Timedepth in the Landscape

Midhowe area, Rousay
This shot of the island of Rousay encompasses remains from the Neolithic onwards, but where are the hunter-gatherer sites?

In the past (less so today), I was often approached by anxious parents, wondering about their child’s choice of archaeology as a subject for university study. One of my points was that, whatever your ultimate career, a degree in archaeology would enrich you for life. Not only were there all the usual platitudes about learning, thinking and research; more important was the point that, once you had studied archaeology, a walk in the countryside would never be the same again. And walking in the countryside is popular for many reasons.

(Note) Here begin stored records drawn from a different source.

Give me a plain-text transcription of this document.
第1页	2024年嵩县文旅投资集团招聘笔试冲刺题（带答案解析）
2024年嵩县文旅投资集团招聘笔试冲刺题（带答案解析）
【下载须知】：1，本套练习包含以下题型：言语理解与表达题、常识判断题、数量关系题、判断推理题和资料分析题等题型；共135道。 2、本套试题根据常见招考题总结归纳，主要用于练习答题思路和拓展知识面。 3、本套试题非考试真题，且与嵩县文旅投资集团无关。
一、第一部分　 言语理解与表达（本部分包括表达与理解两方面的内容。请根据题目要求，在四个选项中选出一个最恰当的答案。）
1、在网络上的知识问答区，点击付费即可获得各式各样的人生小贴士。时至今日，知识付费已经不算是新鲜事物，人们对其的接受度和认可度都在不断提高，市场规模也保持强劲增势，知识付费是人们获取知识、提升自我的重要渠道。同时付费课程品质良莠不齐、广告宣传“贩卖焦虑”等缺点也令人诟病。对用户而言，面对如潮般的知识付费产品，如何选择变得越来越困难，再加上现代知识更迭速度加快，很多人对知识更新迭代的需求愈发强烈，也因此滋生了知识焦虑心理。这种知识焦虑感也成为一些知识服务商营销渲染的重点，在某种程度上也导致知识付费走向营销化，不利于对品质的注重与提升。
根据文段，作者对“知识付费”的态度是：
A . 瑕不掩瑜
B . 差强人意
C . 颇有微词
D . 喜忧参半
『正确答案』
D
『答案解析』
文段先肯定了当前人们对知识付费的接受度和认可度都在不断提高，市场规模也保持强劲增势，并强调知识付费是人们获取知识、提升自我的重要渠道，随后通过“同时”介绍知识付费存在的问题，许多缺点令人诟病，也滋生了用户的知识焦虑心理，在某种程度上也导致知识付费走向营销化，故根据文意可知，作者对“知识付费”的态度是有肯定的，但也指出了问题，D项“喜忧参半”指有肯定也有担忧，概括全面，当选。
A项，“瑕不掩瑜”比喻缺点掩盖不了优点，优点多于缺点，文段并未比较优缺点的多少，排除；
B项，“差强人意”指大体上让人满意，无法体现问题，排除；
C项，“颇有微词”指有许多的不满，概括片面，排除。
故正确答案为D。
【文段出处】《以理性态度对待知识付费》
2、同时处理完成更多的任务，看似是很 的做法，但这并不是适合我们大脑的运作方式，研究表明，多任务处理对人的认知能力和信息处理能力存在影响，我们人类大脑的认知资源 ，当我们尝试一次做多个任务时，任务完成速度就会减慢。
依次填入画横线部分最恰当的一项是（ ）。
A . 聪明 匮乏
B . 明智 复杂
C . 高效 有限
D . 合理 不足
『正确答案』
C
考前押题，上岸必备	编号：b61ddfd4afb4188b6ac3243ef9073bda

It never ceases to amaze me how much there is to see in a piece of land once you have got your eye in. This point was admirably made by Dan Lee of the Archaeology Institute at UHI in Orkney recently when he led a group of us round the cleared community of Quandale on Rousay which he has been studying for a while now. There was just so much to see in the landscape: ruined steadings; burnt mounds; field dykes; barrows; tombs. The remains spanned at least four thousand years and spoke of the human condition: survival; success; tragedy; expansion; eviction; farming; life and death. Over the years, archaeology has made my countryside exploration so much more meaningful.

But there is a problem with this. When we focus on the remains that we can see, we recognise the traces of many, many past generations, but equally, we ignore the traces of many others. Prior to the mid fourth millennium BC most communities left no upstanding footprint to mark their passing. And Scotland has been inhabited since at least the tenth millennium, probably before.

The hunter-gatherers who inhabited the land before the advent of farming were just as significant as those who came after. But their traces are harder to find. They may be buried under peat, or subsumed below more recent remains. They are rarely obvious on the surface. For a discussion of this, have a read of the fieldwork section of the Palaeolithic and Mesolithic Report in ScARF. All too often we ignore the problem of finding these early sites, but by doing so we are in danger of losing an important part of our past.

Even where we do locate early material, it can be hard to deal with it effectively. We have a good management system for archaeology in Scotland based upon the work of two groups: Historic Environment Scotland (recently cut free from the Scottish Government, but still obliged to undertake statutory work); and Local Authority Archaeologists (whose knowledge of a region or country is rarely beaten). Yet this system is designed to look after upstanding, built features. Houses, tombs, roadways, earthworks: if people have made them we can protect and record them. But the hunters who lived here thousands of years ago rarely left upstanding monuments. They had a more subtle approach to altering the earth. Their mark is left in hearths, postholes, and flints. Especially flints, lots of flints.

When we find flints (or any other lithic tools), it can be harder to know what to do with them.  Statutory protection such as scheduling, is more difficult to enforce for a lithic scatter. At the time of writing it has never been done. It would be nice to see this situation remedied as a starter action by the new heritage body Historic Environment Scotland; it would enable it to make a significant mark on the legacy of good heritage protection and management that it has inherited from its predecessors. It would show that it is set to move things forward.

For the rest of us, we need to broaden the scope of our eye when we are out in the landscape. As long as we mentally prioritize the remains that lie above the ground we are missing the full extent of the richness and depth that lies around us. It is possible to develop a ‘Mesolithic eye’ and see the landscape through a reverse filter that restores an ancient topography. I’d love this to become as natural as the desire to see the remains of Medieval settlement or Neolithic ceremony.